I feel like it’s what happens when people detach intent from actions, from words. Don’t say that word, don’t play that joke, call me this, call me that. We are consistently blacklisting words and dissociate them from behavior and intent. For example, people use the infamous “n-word” nowadays both as a term of endearment and hatred. This depends on the relationship between the speaker and the receiver. To be more specific, it depends on the speaker’s intent.
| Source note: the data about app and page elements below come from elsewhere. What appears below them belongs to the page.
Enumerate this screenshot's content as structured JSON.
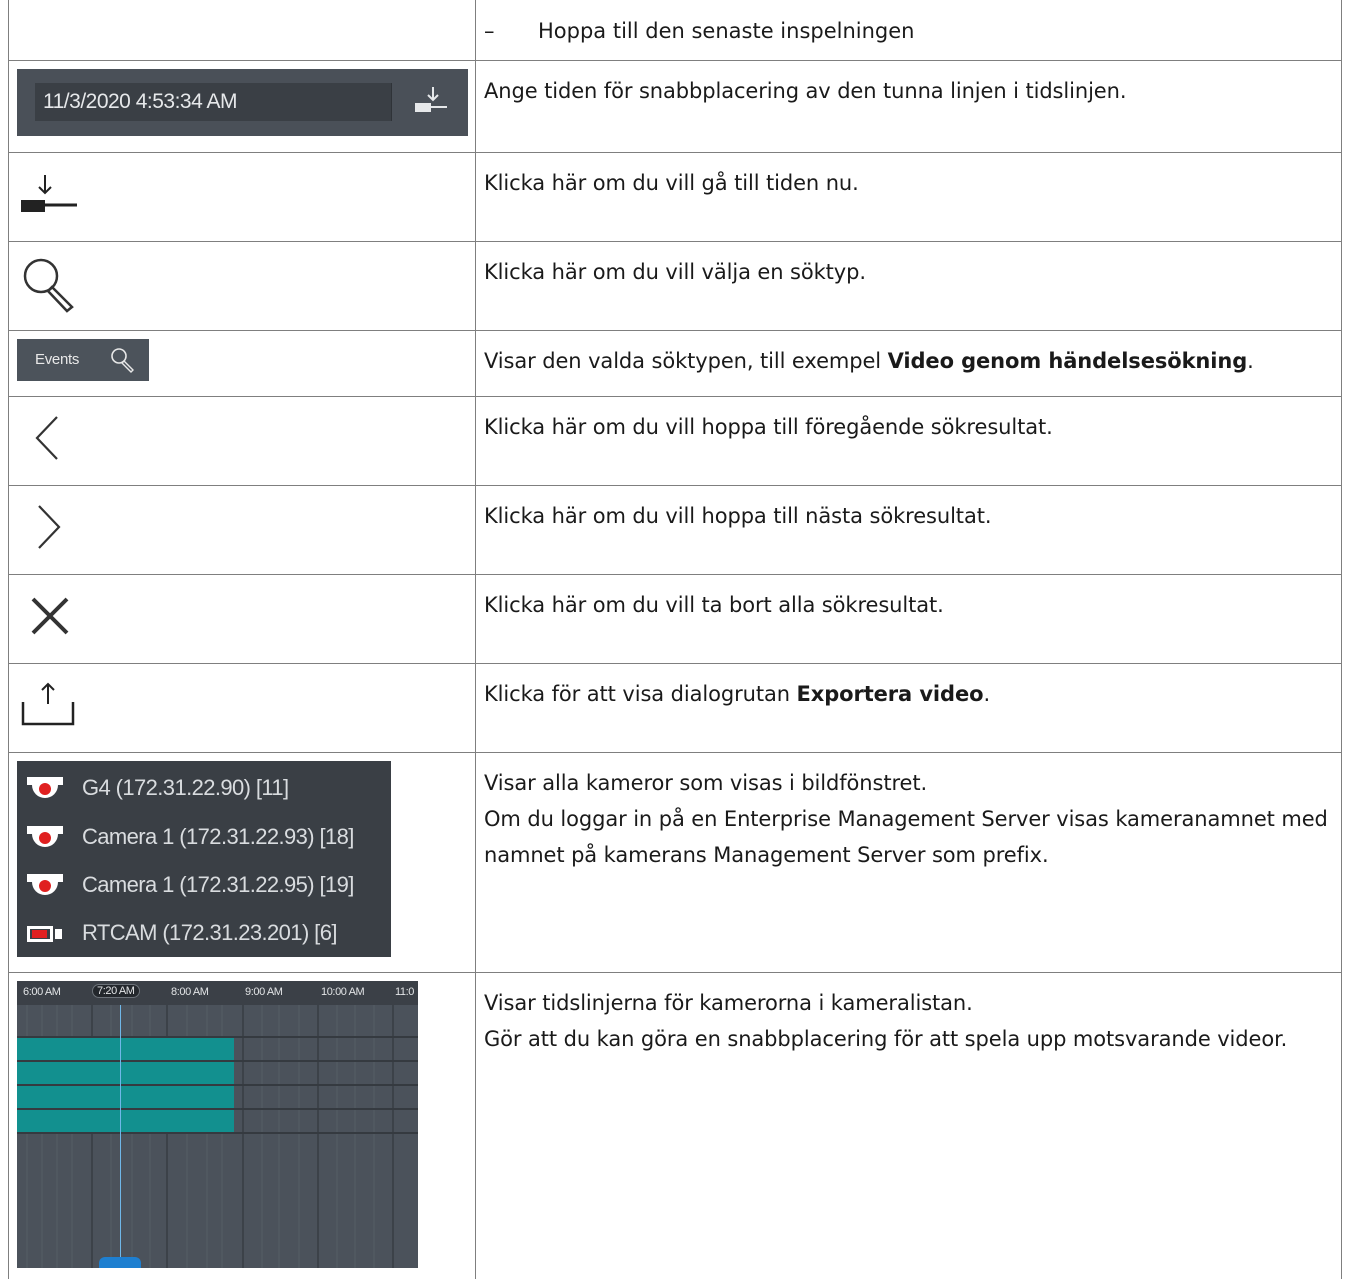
{
  "rows": [
    {
      "id": "r0",
      "description": "Hoppa till den senaste inspelningen",
      "dash": "–"
    },
    {
      "id": "r1",
      "description": "Ange tiden för snabbplacering av den tunna linjen i tidslinjen."
    },
    {
      "id": "r2",
      "description": "Klicka här om du vill gå till tiden nu."
    },
    {
      "id": "r3",
      "description": "Klicka här om du vill välja en söktyp."
    },
    {
      "id": "r4",
      "description_pre": "Visar den valda söktypen, till exempel ",
      "description_bold": "Video genom händelsesökning",
      "description_post": "."
    },
    {
      "id": "r5",
      "description": "Klicka här om du vill hoppa till föregående sökresultat."
    },
    {
      "id": "r6",
      "description": "Klicka här om du vill hoppa till nästa sökresultat."
    },
    {
      "id": "r7",
      "description": "Klicka här om du vill ta bort alla sökresultat."
    },
    {
      "id": "r8",
      "description_pre": "Klicka för att visa dialogrutan ",
      "description_bold": "Exportera video",
      "description_post": "."
    },
    {
      "id": "r9",
      "line1": "Visar alla kameror som visas i bildfönstret.",
      "line2": "Om du loggar in på en Enterprise Management Server visas kameranamnet med namnet på kamerans Management Server som prefix."
    },
    {
      "id": "r10",
      "line1": "Visar tidslinjerna för kamerorna i kameralistan.",
      "line2": "Gör att du kan göra en snabbplacering för att spela upp motsvarande videor."
    }
  ],
  "timestamp_widget": {
    "value": "11/3/2020 4:53:34 AM",
    "icon": "jump-to-now-icon"
  },
  "icons": {
    "now": "jump-to-now-icon",
    "search": "search-icon",
    "prev": "chevron-left-icon",
    "next": "chevron-right-icon",
    "clear": "close-icon",
    "export": "export-icon"
  },
  "search_type_button": {
    "label": "Events",
    "icon": "search-icon"
  },
  "camera_list": [
    {
      "name": "G4 (172.31.22.90) [11]",
      "icon": "dome-camera-icon"
    },
    {
      "name": "Camera 1 (172.31.22.93) [18]",
      "icon": "dome-camera-icon"
    },
    {
      "name": "Camera 1 (172.31.22.95) [19]",
      "icon": "dome-camera-icon"
    },
    {
      "name": "RTCAM (172.31.23.201) [6]",
      "icon": "box-camera-icon"
    }
  ],
  "timeline": {
    "ticks": [
      "6:00 AM",
      "7:20 AM",
      "8:00 AM",
      "9:00 AM",
      "10:00 AM",
      "11:0"
    ],
    "current": "7:20 AM",
    "track_color": "#12908f",
    "background": "#49505a"
  }
}
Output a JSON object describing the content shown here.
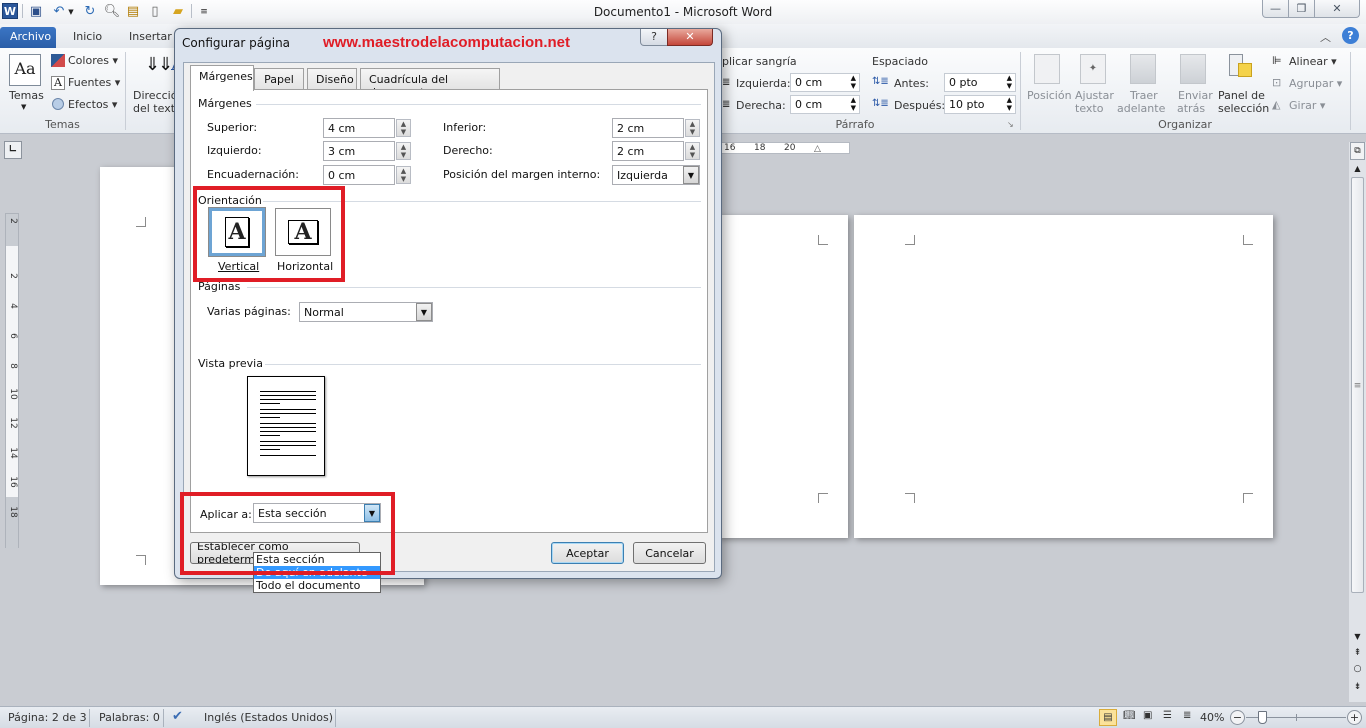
{
  "window": {
    "title": "Documento1  -  Microsoft Word",
    "app_icon": "word-icon",
    "quick_access": [
      "save-icon",
      "undo-icon",
      "undo-dropdown-icon",
      "redo-icon",
      "print-preview-icon",
      "insert-picture-icon",
      "new-document-icon",
      "open-folder-icon",
      "customize-qat-icon"
    ],
    "controls": {
      "minimize": "—",
      "restore": "❐",
      "close": "✕"
    }
  },
  "ribbon": {
    "tabs": [
      {
        "label": "Archivo",
        "active": false,
        "file": true
      },
      {
        "label": "Inicio"
      },
      {
        "label": "Insertar"
      }
    ],
    "groups": {
      "temas": {
        "label": "Temas",
        "temas_button": "Temas",
        "colores": "Colores",
        "fuentes": "Fuentes",
        "efectos": "Efectos",
        "direccion_line1": "Dirección",
        "direccion_line2": "del texto"
      },
      "parrafo": {
        "label": "Párrafo",
        "aplicar_sangria": "plicar sangría",
        "izquierda_label": "Izquierda:",
        "izquierda_value": "0 cm",
        "derecha_label": "Derecha:",
        "derecha_value": "0 cm",
        "espaciado": "Espaciado",
        "antes_label": "Antes:",
        "antes_value": "0 pto",
        "despues_label": "Después:",
        "despues_value": "10 pto"
      },
      "organizar": {
        "label": "Organizar",
        "posicion": "Posición",
        "ajustar1": "Ajustar",
        "ajustar2": "texto",
        "traer1": "Traer",
        "traer2": "adelante",
        "enviar1": "Enviar",
        "enviar2": "atrás",
        "panel1": "Panel de",
        "panel2": "selección",
        "alinear": "Alinear",
        "agrupar": "Agrupar",
        "girar": "Girar"
      }
    }
  },
  "ruler": {
    "horizontal_ticks": [
      "16",
      "18",
      "20"
    ],
    "vertical_ticks": [
      "2",
      "2",
      "4",
      "6",
      "8",
      "10",
      "12",
      "14",
      "16",
      "18"
    ]
  },
  "dialog": {
    "title": "Configurar página",
    "watermark": "www.maestrodelacomputacion.net",
    "watermark_color": "#e01d26",
    "help_button": "?",
    "close_button": "✕",
    "tabs": [
      {
        "label": "Márgenes",
        "active": true
      },
      {
        "label": "Papel"
      },
      {
        "label": "Diseño"
      },
      {
        "label": "Cuadrícula del documento"
      }
    ],
    "margins": {
      "legend": "Márgenes",
      "superior_label": "Superior:",
      "superior_value": "4 cm",
      "inferior_label": "Inferior:",
      "inferior_value": "2 cm",
      "izquierdo_label": "Izquierdo:",
      "izquierdo_value": "3 cm",
      "derecho_label": "Derecho:",
      "derecho_value": "2 cm",
      "encuadernacion_label": "Encuadernación:",
      "encuadernacion_value": "0 cm",
      "posicion_label": "Posición del margen interno:",
      "posicion_value": "Izquierda"
    },
    "orientation": {
      "legend": "Orientación",
      "vertical": "Vertical",
      "horizontal": "Horizontal",
      "selected": "Vertical",
      "glyph": "A"
    },
    "pages": {
      "legend": "Páginas",
      "varias_label": "Varias páginas:",
      "varias_value": "Normal"
    },
    "preview": {
      "legend": "Vista previa"
    },
    "apply": {
      "label": "Aplicar a:",
      "value": "Esta sección",
      "options": [
        "Esta sección",
        "De aquí en adelante",
        "Todo el documento"
      ],
      "highlighted": "De aquí en adelante"
    },
    "buttons": {
      "default": "Establecer como predeterminado",
      "default_visible": "Establecer c",
      "ok": "Aceptar",
      "cancel": "Cancelar"
    },
    "highlight_color": "#e01d26"
  },
  "status_bar": {
    "page": "Página: 2 de 3",
    "words": "Palabras: 0",
    "language": "Inglés (Estados Unidos)",
    "zoom": "40%",
    "zoom_percent": 40
  }
}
You can ban the word because of its history but people will take other words and make them their own driven the same intent. What do we achieve then? Yes, the word is now in a list so people don’t use it but people will find a new word. So long as they have the intent to convey something negative if they need to. The intent is driven by ideas and ideas don’t just die through censorship. Racism won’t die through censorship or deleting old movies from our history. Ideas when not confronted tend to grow and strive undetected and may return even stronger than before. Racism takes roots in ignorance. Whether you’re racist or not, playing the ignorance card won’t make it go away. Replacing words and suppressing digital content is playing the ignorance card. Unlike not like the monster under the bed.
The same way, removing audiovisual content from the past century won’t fix today’s racism. Replacing old words with new words because of how charged we think they are won’t fix racism. In my experience, the only context where replacing a word with another is when the understanding of the said word is not shared. If I say blacklist or whitelist talking about domain names filtering for servers it would be nonsense to believe I am referring to race. Suggesting to replace these with allow list and deny list is nonsense.
Let’s say that people do use the blacklist and whitelist words came in a racist way. Replacing these with blocklist and allow-list isn’t going to fix a violent white cop sitting on a black man’s neck for 8 minutes and 46 seconds. The worst is that I don’t believe 100% that those pushing these suggestions mean to help tackle the issue at hand. It seems more like an attempt to make them feel better and gain social points. But there will always be another word as long as a racist intent is there.
If you want real change, education works better than blind punishment or bans. Talk about the colonial past for what it really was rather than pushing it under the rug, talk about how the African debt inception. I am still flabbergasted when I think about how African countries have a massive debt towards western countries as they got out of colonization. One would think France and the likes would think after taking advantage of underdeveloped countries for decades: “Okay no debt for you guys, are we cool now?”. This wouldn’t be cool but at least it would be a start. Maybe that’s where we should be looking rather than making up nonsense words. Let’s stop wasting time with bullshit.